Policías y ladrones
La tragedia, el género mayor parala Antigüedad, registra, al lado de obras maestras, toneladas de basura | Columna de Javier Cercas
Es un hecho: dos siglos después de su invención, aún hay quien piensa, sobre todo en el medio literario, que el relato policial es un género menor. Como contra la mayoría de los prejuicios, contra este, me temo, es inútil combatir. Lo único que puede hacerse es constatar que refleja una visión muy estrecha de la literatura. Porque en literatura no existen géneros mayores o menores; sólo existen formas mayores o menores —mejores o peores— de usar los géneros. Hasta hace poco más de un siglo, la novela era considerada, por comparación con la poesía o el teatro, un género menor, un pasatiempo indigno de gente seria, apto apenas para distraer los ocios de señoras frívolas; sólo ahora la gente seria admite que entre aquellas frivolidades presuntas se cuentan algunos de los libros más extraordinarios jamás escritos. La tragedia, el género mayor para la Antigüedad, registra, al lado de obras maestras sin discusión, toneladas de basura; algo semejante ocurre con el modernísimo género policial: ha producido montañas de nadería (o de entretenimiento literariamente nulo), pero apenas existe un gran narrador moderno que no haya usado a su modo sus ingredientes. En definitiva, sólo hay dos tipos de literatura: la buena y la mala; todo lo demás es palabrería. También: no hay que fiarse de la gente seria.

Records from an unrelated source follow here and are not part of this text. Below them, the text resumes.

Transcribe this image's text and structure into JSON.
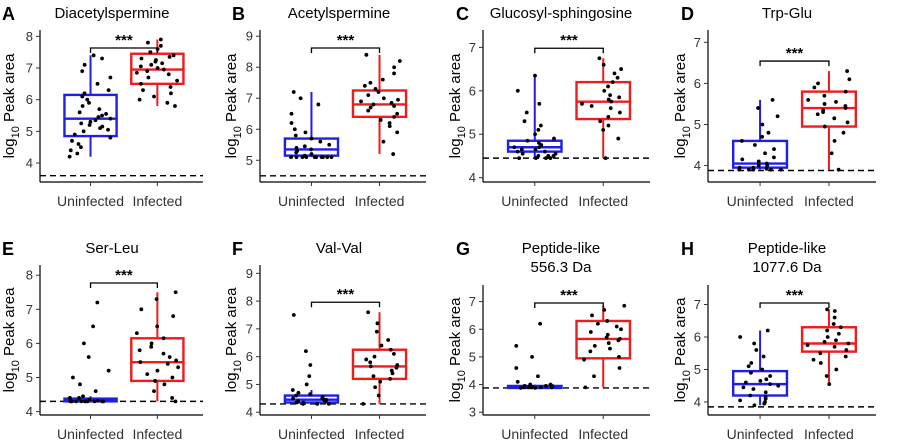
{
  "colors": {
    "uninfected": "#1f1fe6",
    "infected": "#ee1c1c",
    "points": "#000000",
    "axis": "#000000"
  },
  "categories": [
    "Uninfected",
    "Infected"
  ],
  "chart_data": [
    {
      "panel": "A",
      "title_lines": [
        "Diacetylspermine"
      ],
      "type": "box",
      "ylabel_prefix": "log",
      "ylabel_sub": "10",
      "ylabel_suffix": " Peak area",
      "ylim": [
        3.4,
        8.2
      ],
      "yticks": [
        4,
        5,
        6,
        7,
        8
      ],
      "baseline": 3.6,
      "significance": "***",
      "groups": [
        {
          "name": "Uninfected",
          "q1": 4.85,
          "median": 5.4,
          "q3": 6.15,
          "whisker_low": 4.2,
          "whisker_high": 7.4,
          "points": [
            4.2,
            4.3,
            4.4,
            4.5,
            4.6,
            4.7,
            4.8,
            4.9,
            5.0,
            5.05,
            5.1,
            5.15,
            5.2,
            5.25,
            5.3,
            5.35,
            5.4,
            5.45,
            5.5,
            5.55,
            5.6,
            5.7,
            5.8,
            5.9,
            6.0,
            6.1,
            6.2,
            6.3,
            6.5,
            6.7,
            6.9,
            7.1,
            7.3,
            7.4
          ]
        },
        {
          "name": "Infected",
          "q1": 6.5,
          "median": 6.95,
          "q3": 7.45,
          "whisker_low": 5.8,
          "whisker_high": 7.9,
          "points": [
            5.8,
            5.9,
            6.0,
            6.1,
            6.2,
            6.3,
            6.4,
            6.5,
            6.6,
            6.7,
            6.8,
            6.85,
            6.9,
            6.95,
            7.0,
            7.05,
            7.1,
            7.15,
            7.2,
            7.25,
            7.3,
            7.35,
            7.4,
            7.5,
            7.6,
            7.7,
            7.8,
            7.9
          ]
        }
      ]
    },
    {
      "panel": "B",
      "title_lines": [
        "Acetylspermine"
      ],
      "type": "box",
      "ylabel_prefix": "log",
      "ylabel_sub": "10",
      "ylabel_suffix": " Peak area",
      "ylim": [
        4.3,
        9.2
      ],
      "yticks": [
        5,
        6,
        7,
        8,
        9
      ],
      "baseline": 4.5,
      "significance": "***",
      "groups": [
        {
          "name": "Uninfected",
          "q1": 5.15,
          "median": 5.35,
          "q3": 5.7,
          "whisker_low": 5.1,
          "whisker_high": 7.2,
          "points": [
            5.1,
            5.1,
            5.1,
            5.1,
            5.1,
            5.1,
            5.1,
            5.1,
            5.1,
            5.1,
            5.15,
            5.2,
            5.25,
            5.3,
            5.35,
            5.4,
            5.45,
            5.5,
            5.6,
            5.7,
            5.8,
            5.9,
            6.0,
            6.2,
            6.5,
            6.8,
            7.0,
            7.2
          ]
        },
        {
          "name": "Infected",
          "q1": 6.4,
          "median": 6.8,
          "q3": 7.25,
          "whisker_low": 5.2,
          "whisker_high": 8.4,
          "points": [
            5.2,
            5.6,
            5.9,
            6.1,
            6.2,
            6.3,
            6.4,
            6.5,
            6.6,
            6.7,
            6.75,
            6.8,
            6.85,
            6.9,
            6.95,
            7.0,
            7.1,
            7.2,
            7.3,
            7.4,
            7.5,
            7.6,
            7.8,
            8.0,
            8.2,
            8.4
          ]
        }
      ]
    },
    {
      "panel": "C",
      "title_lines": [
        "Glucosyl-sphingosine"
      ],
      "type": "box",
      "ylabel_prefix": "log",
      "ylabel_sub": "10",
      "ylabel_suffix": " Peak area",
      "ylim": [
        3.9,
        7.4
      ],
      "yticks": [
        4,
        5,
        6,
        7
      ],
      "baseline": 4.45,
      "significance": "***",
      "groups": [
        {
          "name": "Uninfected",
          "q1": 4.6,
          "median": 4.7,
          "q3": 4.85,
          "whisker_low": 4.45,
          "whisker_high": 6.35,
          "points": [
            4.45,
            4.45,
            4.45,
            4.45,
            4.5,
            4.5,
            4.5,
            4.55,
            4.55,
            4.6,
            4.6,
            4.65,
            4.65,
            4.7,
            4.7,
            4.75,
            4.8,
            4.85,
            4.9,
            5.0,
            5.1,
            5.2,
            5.3,
            5.5,
            5.7,
            6.0,
            6.35
          ]
        },
        {
          "name": "Infected",
          "q1": 5.35,
          "median": 5.75,
          "q3": 6.2,
          "whisker_low": 4.45,
          "whisker_high": 6.75,
          "points": [
            4.45,
            4.9,
            5.1,
            5.2,
            5.3,
            5.4,
            5.5,
            5.6,
            5.65,
            5.7,
            5.75,
            5.8,
            5.85,
            5.9,
            6.0,
            6.1,
            6.2,
            6.3,
            6.4,
            6.5,
            6.6,
            6.75
          ]
        }
      ]
    },
    {
      "panel": "D",
      "title_lines": [
        "Trp-Glu"
      ],
      "type": "box",
      "ylabel_prefix": "log",
      "ylabel_sub": "10",
      "ylabel_suffix": " Peak area",
      "ylim": [
        3.6,
        7.3
      ],
      "yticks": [
        4,
        5,
        6,
        7
      ],
      "baseline": 3.88,
      "significance": "***",
      "groups": [
        {
          "name": "Uninfected",
          "q1": 3.95,
          "median": 4.05,
          "q3": 4.6,
          "whisker_low": 3.9,
          "whisker_high": 5.6,
          "points": [
            3.9,
            3.9,
            3.9,
            3.9,
            3.9,
            3.92,
            3.95,
            3.95,
            4.0,
            4.0,
            4.05,
            4.1,
            4.15,
            4.2,
            4.3,
            4.4,
            4.5,
            4.6,
            4.7,
            4.8,
            5.0,
            5.2,
            5.4,
            5.6
          ]
        },
        {
          "name": "Infected",
          "q1": 4.95,
          "median": 5.4,
          "q3": 5.8,
          "whisker_low": 3.9,
          "whisker_high": 6.3,
          "points": [
            3.9,
            4.3,
            4.6,
            4.8,
            4.95,
            5.05,
            5.15,
            5.25,
            5.3,
            5.35,
            5.4,
            5.45,
            5.5,
            5.55,
            5.6,
            5.7,
            5.8,
            5.9,
            6.0,
            6.1,
            6.3
          ]
        }
      ]
    },
    {
      "panel": "E",
      "title_lines": [
        "Ser-Leu"
      ],
      "type": "box",
      "ylabel_prefix": "log",
      "ylabel_sub": "10",
      "ylabel_suffix": " Peak area",
      "ylim": [
        3.9,
        8.3
      ],
      "yticks": [
        4,
        5,
        6,
        7,
        8
      ],
      "baseline": 4.3,
      "significance": "***",
      "groups": [
        {
          "name": "Uninfected",
          "q1": 4.3,
          "median": 4.32,
          "q3": 4.38,
          "whisker_low": 4.3,
          "whisker_high": 4.45,
          "points": [
            4.3,
            4.3,
            4.3,
            4.3,
            4.3,
            4.3,
            4.3,
            4.3,
            4.3,
            4.3,
            4.32,
            4.35,
            4.35,
            4.4,
            4.4,
            4.45,
            4.6,
            4.8,
            5.0,
            5.2,
            5.6,
            6.0,
            6.5,
            7.2
          ]
        },
        {
          "name": "Infected",
          "q1": 4.9,
          "median": 5.45,
          "q3": 6.15,
          "whisker_low": 4.3,
          "whisker_high": 7.5,
          "points": [
            4.3,
            4.4,
            4.6,
            4.8,
            4.9,
            5.0,
            5.1,
            5.2,
            5.3,
            5.4,
            5.45,
            5.5,
            5.6,
            5.7,
            5.8,
            5.9,
            6.0,
            6.15,
            6.3,
            6.5,
            6.8,
            7.0,
            7.3,
            7.5
          ]
        }
      ]
    },
    {
      "panel": "F",
      "title_lines": [
        "Val-Val"
      ],
      "type": "box",
      "ylabel_prefix": "log",
      "ylabel_sub": "10",
      "ylabel_suffix": " Peak area",
      "ylim": [
        3.9,
        9.3
      ],
      "yticks": [
        4,
        5,
        6,
        7,
        8,
        9
      ],
      "baseline": 4.3,
      "significance": "***",
      "groups": [
        {
          "name": "Uninfected",
          "q1": 4.35,
          "median": 4.45,
          "q3": 4.6,
          "whisker_low": 4.3,
          "whisker_high": 4.8,
          "points": [
            4.3,
            4.3,
            4.3,
            4.35,
            4.35,
            4.4,
            4.4,
            4.45,
            4.45,
            4.5,
            4.5,
            4.55,
            4.6,
            4.65,
            4.7,
            4.8,
            5.0,
            5.3,
            5.7,
            6.2,
            7.5
          ]
        },
        {
          "name": "Infected",
          "q1": 5.2,
          "median": 5.65,
          "q3": 6.25,
          "whisker_low": 4.3,
          "whisker_high": 7.6,
          "points": [
            4.3,
            4.6,
            4.9,
            5.1,
            5.2,
            5.3,
            5.4,
            5.5,
            5.6,
            5.65,
            5.7,
            5.8,
            5.9,
            6.0,
            6.1,
            6.25,
            6.4,
            6.6,
            6.9,
            7.2,
            7.6
          ]
        }
      ]
    },
    {
      "panel": "G",
      "title_lines": [
        "Peptide-like",
        "556.3 Da"
      ],
      "type": "box",
      "ylabel_prefix": "log",
      "ylabel_sub": "10",
      "ylabel_suffix": " Peak area",
      "ylim": [
        2.9,
        7.6
      ],
      "yticks": [
        3,
        4,
        5,
        6,
        7
      ],
      "baseline": 3.88,
      "significance": "***",
      "groups": [
        {
          "name": "Uninfected",
          "q1": 3.9,
          "median": 3.92,
          "q3": 3.95,
          "whisker_low": 3.88,
          "whisker_high": 4.0,
          "points": [
            3.88,
            3.88,
            3.9,
            3.9,
            3.9,
            3.9,
            3.9,
            3.92,
            3.92,
            3.95,
            3.95,
            3.95,
            4.0,
            4.0,
            4.1,
            4.3,
            4.6,
            5.0,
            5.4,
            6.2
          ]
        },
        {
          "name": "Infected",
          "q1": 4.95,
          "median": 5.65,
          "q3": 6.3,
          "whisker_low": 3.9,
          "whisker_high": 6.85,
          "points": [
            3.9,
            4.3,
            4.6,
            4.9,
            5.0,
            5.2,
            5.3,
            5.4,
            5.5,
            5.6,
            5.65,
            5.7,
            5.8,
            5.9,
            6.0,
            6.1,
            6.2,
            6.3,
            6.5,
            6.7,
            6.85
          ]
        }
      ]
    },
    {
      "panel": "H",
      "title_lines": [
        "Peptide-like",
        "1077.6 Da"
      ],
      "type": "box",
      "ylabel_prefix": "log",
      "ylabel_sub": "10",
      "ylabel_suffix": " Peak area",
      "ylim": [
        3.6,
        7.6
      ],
      "yticks": [
        4,
        5,
        6,
        7
      ],
      "baseline": 3.85,
      "significance": "***",
      "groups": [
        {
          "name": "Uninfected",
          "q1": 4.2,
          "median": 4.55,
          "q3": 4.95,
          "whisker_low": 3.9,
          "whisker_high": 6.2,
          "points": [
            3.9,
            3.95,
            4.0,
            4.05,
            4.1,
            4.15,
            4.2,
            4.3,
            4.4,
            4.45,
            4.5,
            4.55,
            4.6,
            4.65,
            4.7,
            4.8,
            4.9,
            5.0,
            5.1,
            5.2,
            5.4,
            5.6,
            5.8,
            6.0,
            6.2
          ]
        },
        {
          "name": "Infected",
          "q1": 5.55,
          "median": 5.8,
          "q3": 6.3,
          "whisker_low": 4.55,
          "whisker_high": 6.85,
          "points": [
            4.55,
            4.8,
            5.0,
            5.2,
            5.3,
            5.4,
            5.5,
            5.6,
            5.7,
            5.75,
            5.8,
            5.85,
            5.9,
            6.0,
            6.1,
            6.2,
            6.3,
            6.4,
            6.6,
            6.8,
            6.85
          ]
        }
      ]
    }
  ]
}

Borges, apóstol del género, decía que toda novela es una novela policial; yo sólo diré que lo son casi todas las que me gustan —del Quijote para acá—, al menos en la medida en que, de forma abierta o elíptica, todas encierran un enigma y alguien que intenta descifrar ese enigma, lo que constituye la esencia del género policial. Sobre éste pesan supersticiones muy difundidas; tres, sobre todo. La primera es la noción de que un relato policial puede reducirse a su argumento, a su intriga (lo que demostraría que no es literatura, porque sería muy difícil leer un relato policial dos veces, y la literatura no es lo que se lee sino lo que se relee); que yo sepa, nadie refutó mejor esta falacia que André Malraux en un ensayo explosivo sobre Santuario, de Faulkner (novela que él consideraba con razón policial). “Limitada a sí misma, la intriga sería del orden del juego de ajedrez: artísticamente irrelevante”, escribe Malraux. “Su importancia procede de que es el medio más eficaz de traducir un hecho ético o poético en toda su intensidad”. La intriga, concluye, “vale por lo que multiplica”. La segunda superstición es complementaria de la anterior y guarda relación con la novela de aventuras: al fin y al cabo, la novela policial no es más que un avatar del relato de aventuras, desdeñado como secundario o banal por la novela del siglo XX, que, partiendo de Flaubert, se construyó contra él; el error es particularmente nocivo: primero, porque el relato de aventuras es una forma de la épica, que a su vez representa una de las formas más nobles y antiguas de la literatura; y, segundo, porque la novela es, en su origen, “épica en prosa”: así la bautizó Cervantes. La última superstición es tal vez la peor de todas, la más arraigada y la más tóxica. Atañe a la popularidad de la literatura policial, considerada por la gente seria una garantía infalible de la indigencia del género, como si esos jueces hubieran olvidado o ignoraran que Cervantes y Shakespeare —ambos practicantes de géneros menores a ojos de sus coetáneos— fueron autores de obras popularísimas en su época, igual que lo fueron muchos grandes novelistas del siglo XIX y algunos del XX, como si lo popular fuera sinónimo de malo y lo minoritario de bueno, como si lo mejor que pudiera ocurrirle a la literatura no fuese que volviera a ser popular, que volviera a decirle cosas relevantes a la gente.
Aclarado esto, confesaré que no soy un gran lector del género policial; sólo soy un lector que a veces encuentra, en la humildad de ese género, más literatura de verdad que en la arrogancia de tantos otros. También confesaré que defender el género policial se me antoja una forma magnífica de tocarle las narices a la gente seria, y sobre todo de vindicar, más que la literatura popular, la popularidad de la literatura. Bendita sea.